Dan di tengah kekalutan yang kian menjadi-jadi, ia kemudian memberanikan diri. Ketika jam berdentang dua kali dan rembulan yang menyorot terang seolah memberi nyali, Hinata membawa diri ke kamar sang suami dan hendak melakukan konfrontasi. Akan tetapi belum sempat bibirnya menyuarakan resah, hatinya lebih dulu goyah lantaran pemandangan yang membuat terperangah.

Suaminya tak lagi terlihat seperti sosok yang tabah, melainkan seorang pria muda yang terbaring ranyah. Pelipisnya basah oleh keringat, sedangkan dahinya yang berkerut dalam kini jadi tempat melekat surai legam sekelam malam. Selimut yang meredam gigil tubuhnya pun tak berada dalam posisi prima. Benda itu tampak lembab dan kusut menjerat kedua ujung tungkainya yang kerap bergerak gelisah.

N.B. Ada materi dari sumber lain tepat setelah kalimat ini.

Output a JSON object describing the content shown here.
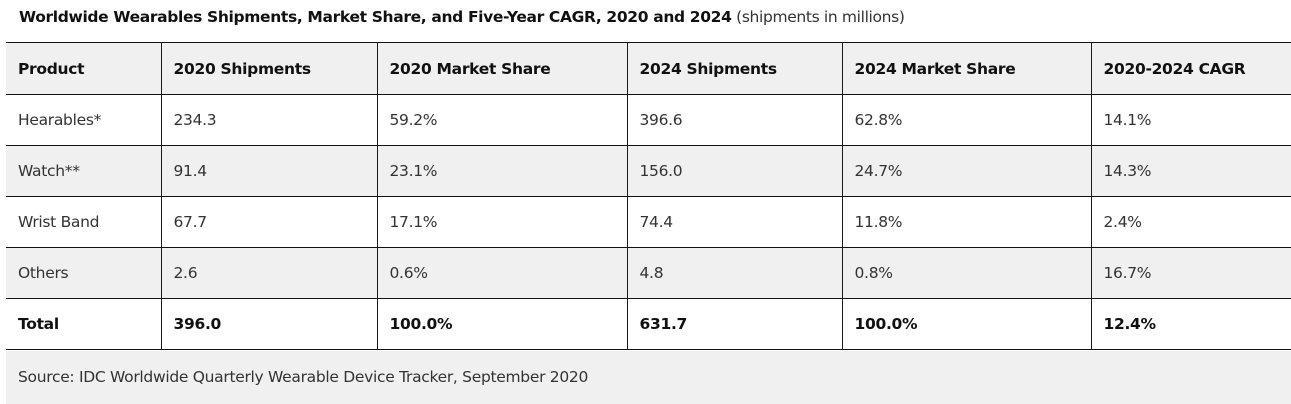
{
  "title": {
    "bold": "Worldwide Wearables Shipments, Market Share, and Five-Year CAGR, 2020 and 2024",
    "subtitle": "(shipments in millions)"
  },
  "table": {
    "headers": [
      "Product",
      "2020 Shipments",
      "2020 Market Share",
      "2024 Shipments",
      "2024 Market Share",
      "2020-2024 CAGR"
    ],
    "rows": [
      [
        "Hearables*",
        "234.3",
        "59.2%",
        "396.6",
        "62.8%",
        "14.1%"
      ],
      [
        "Watch**",
        "91.4",
        "23.1%",
        "156.0",
        "24.7%",
        "14.3%"
      ],
      [
        "Wrist Band",
        "67.7",
        "17.1%",
        "74.4",
        "11.8%",
        "2.4%"
      ],
      [
        "Others",
        "2.6",
        "0.6%",
        "4.8",
        "0.8%",
        "16.7%"
      ]
    ],
    "total": [
      "Total",
      "396.0",
      "100.0%",
      "631.7",
      "100.0%",
      "12.4%"
    ]
  },
  "source": "Source: IDC Worldwide Quarterly Wearable Device Tracker, September 2020",
  "colors": {
    "header_bg": "#f0f0f0",
    "alt_row_bg": "#f0f0f0",
    "border": "#111111",
    "text": "#333333"
  }
}
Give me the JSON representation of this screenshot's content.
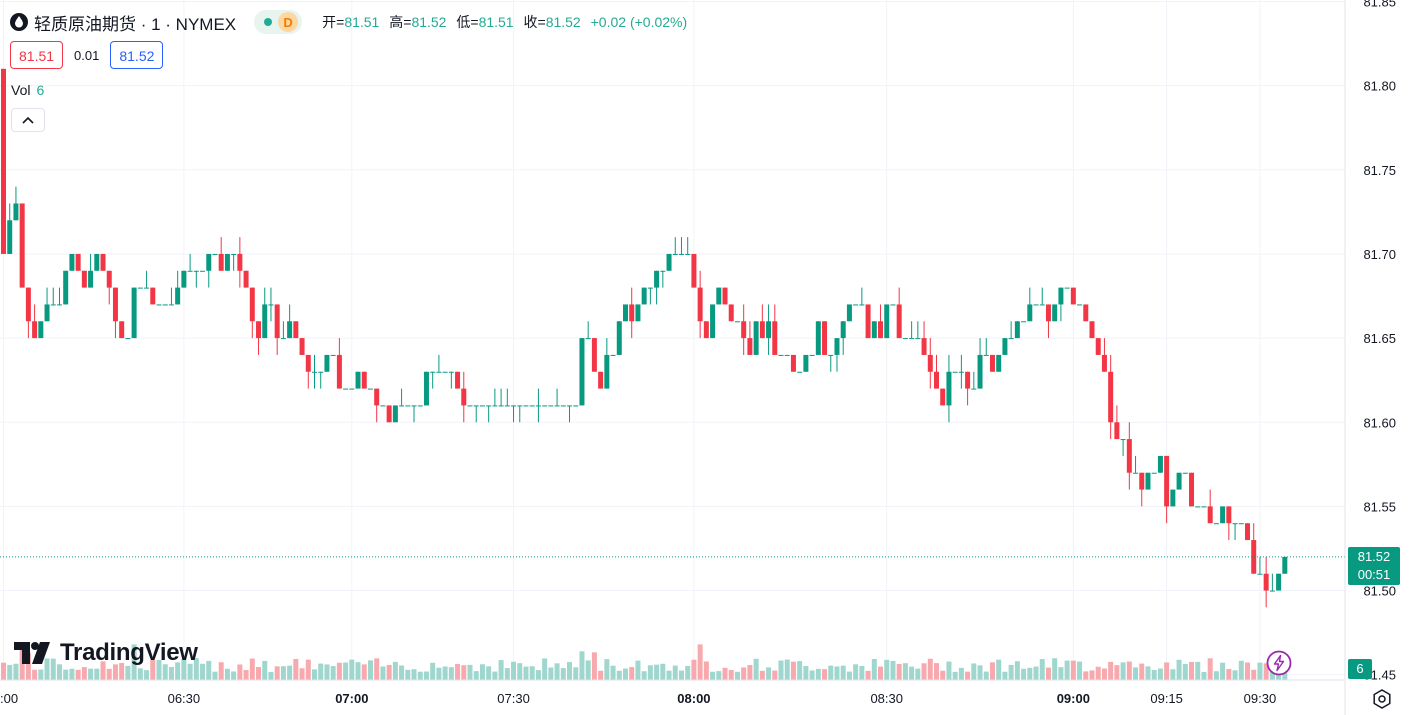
{
  "header": {
    "symbol": "轻质原油期货 · 1 · NYMEX",
    "badge_letter": "D",
    "open_label": "开=",
    "open": "81.51",
    "high_label": "高=",
    "high": "81.52",
    "low_label": "低=",
    "low": "81.51",
    "close_label": "收=",
    "close": "81.52",
    "change": "+0.02 (+0.02%)"
  },
  "quote": {
    "bid": "81.51",
    "spread": "0.01",
    "ask": "81.52"
  },
  "volume_legend": {
    "label": "Vol",
    "value": "6"
  },
  "brand": "TradingView",
  "last_price_tag": {
    "price": "81.52",
    "countdown": "00:51"
  },
  "volume_tag": "6",
  "colors": {
    "up": "#089981",
    "down": "#f23645",
    "up_vol": "#9fd6cd",
    "down_vol": "#f7a9ae",
    "grid": "#f0f3fa",
    "price_line": "#089981"
  },
  "chart_data": {
    "type": "candlestick",
    "interval_minutes": 1,
    "y_axis": {
      "ticks": [
        "81.85",
        "81.80",
        "81.75",
        "81.70",
        "81.65",
        "81.60",
        "81.55",
        "81.50",
        "81.45"
      ],
      "range": [
        81.445,
        81.85
      ]
    },
    "x_axis": {
      "ticks": [
        ":00",
        "06:30",
        "07:00",
        "07:30",
        "08:00",
        "08:30",
        "09:00",
        "09:15",
        "09:30"
      ]
    },
    "last_price": 81.52,
    "candles_close": [
      81.7,
      81.72,
      81.73,
      81.68,
      81.66,
      81.65,
      81.66,
      81.67,
      81.67,
      81.67,
      81.69,
      81.7,
      81.69,
      81.68,
      81.69,
      81.7,
      81.69,
      81.68,
      81.66,
      81.65,
      81.65,
      81.68,
      81.68,
      81.68,
      81.67,
      81.67,
      81.67,
      81.67,
      81.68,
      81.69,
      81.69,
      81.69,
      81.69,
      81.7,
      81.7,
      81.69,
      81.7,
      81.7,
      81.69,
      81.68,
      81.66,
      81.65,
      81.67,
      81.67,
      81.65,
      81.65,
      81.66,
      81.65,
      81.64,
      81.63,
      81.63,
      81.63,
      81.64,
      81.64,
      81.62,
      81.62,
      81.62,
      81.63,
      81.62,
      81.62,
      81.61,
      81.61,
      81.6,
      81.61,
      81.61,
      81.61,
      81.61,
      81.61,
      81.63,
      81.63,
      81.63,
      81.63,
      81.63,
      81.62,
      81.61,
      81.61,
      81.61,
      81.61,
      81.61,
      81.61,
      81.61,
      81.61,
      81.61,
      81.61,
      81.61,
      81.61,
      81.61,
      81.61,
      81.61,
      81.61,
      81.61,
      81.61,
      81.61,
      81.65,
      81.65,
      81.63,
      81.62,
      81.64,
      81.64,
      81.66,
      81.67,
      81.66,
      81.67,
      81.68,
      81.68,
      81.69,
      81.69,
      81.7,
      81.7,
      81.7,
      81.7,
      81.68,
      81.66,
      81.65,
      81.67,
      81.68,
      81.67,
      81.66,
      81.66,
      81.65,
      81.64,
      81.66,
      81.65,
      81.66,
      81.64,
      81.64,
      81.64,
      81.63,
      81.63,
      81.64,
      81.64,
      81.66,
      81.64,
      81.64,
      81.65,
      81.66,
      81.67,
      81.67,
      81.67,
      81.65,
      81.66,
      81.65,
      81.67,
      81.67,
      81.65,
      81.65,
      81.65,
      81.65,
      81.64,
      81.63,
      81.62,
      81.61,
      81.63,
      81.63,
      81.63,
      81.62,
      81.62,
      81.64,
      81.64,
      81.63,
      81.64,
      81.65,
      81.65,
      81.66,
      81.66,
      81.67,
      81.67,
      81.67,
      81.66,
      81.67,
      81.68,
      81.68,
      81.67,
      81.67,
      81.66,
      81.65,
      81.64,
      81.63,
      81.6,
      81.59,
      81.59,
      81.57,
      81.57,
      81.56,
      81.57,
      81.57,
      81.58,
      81.55,
      81.56,
      81.57,
      81.57,
      81.55,
      81.55,
      81.55,
      81.54,
      81.54,
      81.55,
      81.54,
      81.54,
      81.54,
      81.53,
      81.51,
      81.51,
      81.5,
      81.5,
      81.51,
      81.52
    ]
  }
}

Mimpi buruk, pikir Hinata sederhana. Ia lalu mendesah lelah sembari memacu langkah untuk mendekat dan membangunkan suaminya. Namun mungkin ia memang harus berpasrah dan meredam resah saja, sebab sejurus kemudian seluruh rasa yang mengganggunya sirna lantaran lirih suara Sasuke mencapai gendang telinga.

Pada sayup sedu lirih suara itu, ada isak tangis yang samar menjelma. Dan yang berhasil menyergapnya tanpa aba-aba adalah sebuah nama yang mengudara dari bibir suaminya. Nama yang diutarakan dalam gema yang sarat akan doa serta pengharapan, pun di saat yang sama berbalut luka serta kecaman.

"Itachi..."

Sasuke menggumamkan nama itu berulang kali, diikuti fragmen kalimat yang tak bisa Hinata mengerti. Namun Hinata tidak butuh konteks. Ia tidak perlu tahu momen apa dari sang empunya nama yang mengganggu suaminya hinga sedemikian rupa, sebab nama itu juga kerap menghantui malam-malamnya dan memaksa sukma untuk lantas hanyut dalam samudera memori yang tak berdasar.

Butuh beberapa waktu untuk kemudian Hinata berhasil menambatkan diri dan teguh berpegang pada realita yang ada. Dadanya masih bergemuruh, tetapi seiring ia mengguncang tubuh sang suami supaya segera terjaga dari mimpi, pun juga ketenangan laun kembali.

Dan malam itu, ketika Sasuke tersentak dan berhasil kembali terjaga, ia memilih untuk menumpulkan akal sehat dan seluruh indra. Histeria membimbing dinamika. Lantas dalam ketergesaan, mereka berbagi kamar untuk kali kedua. Konsumasi dilakukan tanpa persiapan, apalagi kesiapan. Di sela napas si pria Uchiha yang memburu, hela napas Hinata menjadi candu. Tidak lagi ada ruang bagi pretensi yang dipersiapkan untuk pagi hari.

Malam itu, mereka adalah dua yang satu. Banyak ragu dan sedikit terburu-buru. Sama membantu membebaskan diri dari belenggu. Saling memandu dan bahu-membahu. Kendati tak punya intensi untuk berbagi intimasi, pada akhirnya cumbu adalah satu yang menganulir keliru.

Dan malam itu, kekalutan Hinata akhirnya membumbung tak ubahnya debu. Gugur sudah seluruh risau, sekalipun esok jelas masih kelabu.

.

.

.

*Konsumasi yang dimaksud disini adalah consummation of marriage, yaitu tindakan hubungan seksual pertama atau pertama yang diakui secara resmi antara suami dan istri. Kata konsumasi sendiri tidak saya temukan dalam KBBI dan agaknya lebih sering diterjemahkan sebagai penyempurnaan pernikahan saja.